Gum Disease

Gum disease is a bacterial infection of the gums and tissues that support your teeth.  It is also called periodontal disease. When teeth are not routinely brushed and flossed plaque and tartar build up. Gingivitis and periodontitis are the two stages of gum disease. Gingivitis affects only the gums. It is a mild form of gum disease, and if properly treated, may be reversed. Left untreated, gingivitis turns into periodontitis. Bacteria penetrate into the deeper pockets of tissue where bone and membrane support your teeth during this more destructive stage of the disease. The more severe periodontitis can lead to tooth loss and serious health problems.

Research shows that 47.2 percent of American adults over the age of 30 have mild, moderate or severe gum disease. Gum disease is the leading cause of adult tooth loss.
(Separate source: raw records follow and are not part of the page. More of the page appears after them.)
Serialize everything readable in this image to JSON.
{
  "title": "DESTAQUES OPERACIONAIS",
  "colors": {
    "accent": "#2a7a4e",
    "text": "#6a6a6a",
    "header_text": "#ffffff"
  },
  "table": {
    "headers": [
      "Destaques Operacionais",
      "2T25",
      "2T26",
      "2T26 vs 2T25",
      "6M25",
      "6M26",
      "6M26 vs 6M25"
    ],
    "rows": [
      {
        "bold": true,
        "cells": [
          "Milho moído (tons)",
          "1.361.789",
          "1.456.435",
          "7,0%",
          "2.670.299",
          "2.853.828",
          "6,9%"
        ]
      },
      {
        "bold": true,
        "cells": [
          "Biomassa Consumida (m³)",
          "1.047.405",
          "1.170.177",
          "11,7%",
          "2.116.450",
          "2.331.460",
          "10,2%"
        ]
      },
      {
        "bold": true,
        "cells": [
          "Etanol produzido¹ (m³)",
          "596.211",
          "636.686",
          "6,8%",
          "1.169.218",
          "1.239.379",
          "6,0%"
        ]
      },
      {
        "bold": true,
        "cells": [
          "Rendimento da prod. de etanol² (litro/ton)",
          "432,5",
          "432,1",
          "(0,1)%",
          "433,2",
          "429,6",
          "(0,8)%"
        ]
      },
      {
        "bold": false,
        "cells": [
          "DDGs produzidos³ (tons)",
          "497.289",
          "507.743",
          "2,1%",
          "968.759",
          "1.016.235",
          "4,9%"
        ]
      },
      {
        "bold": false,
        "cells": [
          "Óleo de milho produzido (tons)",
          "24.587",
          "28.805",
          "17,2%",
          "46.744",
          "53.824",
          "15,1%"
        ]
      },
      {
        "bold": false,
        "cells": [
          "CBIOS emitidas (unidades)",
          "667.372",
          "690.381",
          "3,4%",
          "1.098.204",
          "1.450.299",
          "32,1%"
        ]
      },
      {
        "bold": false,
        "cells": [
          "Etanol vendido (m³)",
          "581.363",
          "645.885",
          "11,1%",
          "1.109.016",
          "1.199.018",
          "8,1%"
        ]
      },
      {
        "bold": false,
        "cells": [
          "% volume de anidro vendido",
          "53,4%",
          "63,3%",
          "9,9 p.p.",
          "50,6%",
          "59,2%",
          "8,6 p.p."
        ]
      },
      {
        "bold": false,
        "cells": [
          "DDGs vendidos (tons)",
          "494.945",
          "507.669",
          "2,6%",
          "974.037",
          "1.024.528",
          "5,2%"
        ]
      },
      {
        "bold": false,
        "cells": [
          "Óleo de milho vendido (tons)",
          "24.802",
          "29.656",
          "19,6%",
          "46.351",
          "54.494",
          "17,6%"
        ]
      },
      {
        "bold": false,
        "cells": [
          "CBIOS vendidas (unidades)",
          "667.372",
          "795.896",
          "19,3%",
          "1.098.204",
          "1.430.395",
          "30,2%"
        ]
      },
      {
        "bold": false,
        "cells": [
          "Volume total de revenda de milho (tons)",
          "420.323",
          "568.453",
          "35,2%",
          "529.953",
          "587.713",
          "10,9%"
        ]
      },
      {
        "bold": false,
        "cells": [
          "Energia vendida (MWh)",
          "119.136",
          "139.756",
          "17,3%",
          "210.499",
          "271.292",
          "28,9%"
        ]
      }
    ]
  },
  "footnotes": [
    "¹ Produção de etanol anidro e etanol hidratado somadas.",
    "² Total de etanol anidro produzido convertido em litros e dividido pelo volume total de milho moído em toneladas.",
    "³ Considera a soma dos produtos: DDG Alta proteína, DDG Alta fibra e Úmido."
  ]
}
It is also possible to have gum disease without experiencing any symptoms!  Ultimately, the best way to avoid or manage gum disease is by practicing good oral hygiene and visiting your dentist regularly.

What are some risk factors?

If you have these risk factors you may be at risk for gum disease:

  • Tobacco and alcohol useMan Smoking a cigar - smoking is a risk factor for gum disease
  • Systematic diseases like diabetes or cardiovascular disease
  • A family history of gum disease
  • Pregnancy causes hormonal changes which increase the risk of gum disease

It is important to talk with your dentist if you are taking some prescription drugs that may increase the risk of gum disease:

  • Steroids
  • Cancer therapy drugs
  • Oral contraceptives
  • Anti-epilepsy drugs
  • Calcium channel blockers

What are some warning signs?

Because pain does not always accompany warning signs gum disease is considered a “silent” disease . See Patriot Dental  if you experience:

  • Loose or separating teeth
  • A change in the way your teeth fit together when you bite
  • Bridges or partial dentures that no longer fit properly
  • Defective Fillings
  • Recurring redness, puffiness, tenderness or swelling of your gums
  • Bleeding gums while brushing teeth, using dental floss or biting into hard foods (like an apple)
  • Gums that are pulling away (receding) from your teeth, causing them to look longer
  • Persistent bad breath
  • Persistent metal taste in your mouth
  • Pus between your gums and teeth
  • A sore or irritation in your mouth that does not improve within two weeks

How do we treat gum disease?

The stage of your infection and the amount of deterioration will determine how Dr. Nawiesniak and his team treat you. Dr. Nawiesniak or his hygienist will discuss your treatment options, answer questions, and explain what happens after reviewing your digital xrays and performing a thorough periodontal exam.  They will go over what to expect:

  • During and after the procedure(s)
  • The number of office visits required for treatment
  • What to do post-treatment as your gums heal
  • How to keep gum disease under control after treatment is complete

Non-Surgical Treatment:

Scaling and root planing is the most well-known type of non-surgical treatment. This under-the-gum procedure involves a careful removal of plaque and tarter from the tooth roots.  Your hygienist will remove harmful bacteria and irritants from deep beneath your gums to prevent plaque from accumulating again during this procedure.

Surgical Treatment:

To eliminate bone infections or to regenerate lost bone Dr. Nawiesniak or a periodontist he refers you to may perform periodontal surgery. The most common surgical treatments include:

Pocket Reduction

Local anesthetic is first applied before this procedure. The gum tissue is folded back to expose deeper tissues.  In some cases, irregular surfaces of the damaged bone are smoothed to limit areas where disease-causing bacteria can hide. This allows the gum tissue to better reattach to healthy bone. Harmful bacteria are removed and the gum tissue is then closed and sutured in place.

Bone Regeneration

Before the procedure a local anesthetic is applied.  Gum tissue is folded back to expose deeper tissues. Then disease-causing bacteria are removed. To encourage your body’s natural ability to regenerate bone the dentist may place a membrane, bone graft or tissue-stimulating proteins. Excess gum and bone tissues are then reshaped to expose more of the natural tooth. This can be done to one tooth (to even out the gumline) or to several teeth (to expose your natural, broad smile). Gum tissue is then closed and sutured in place.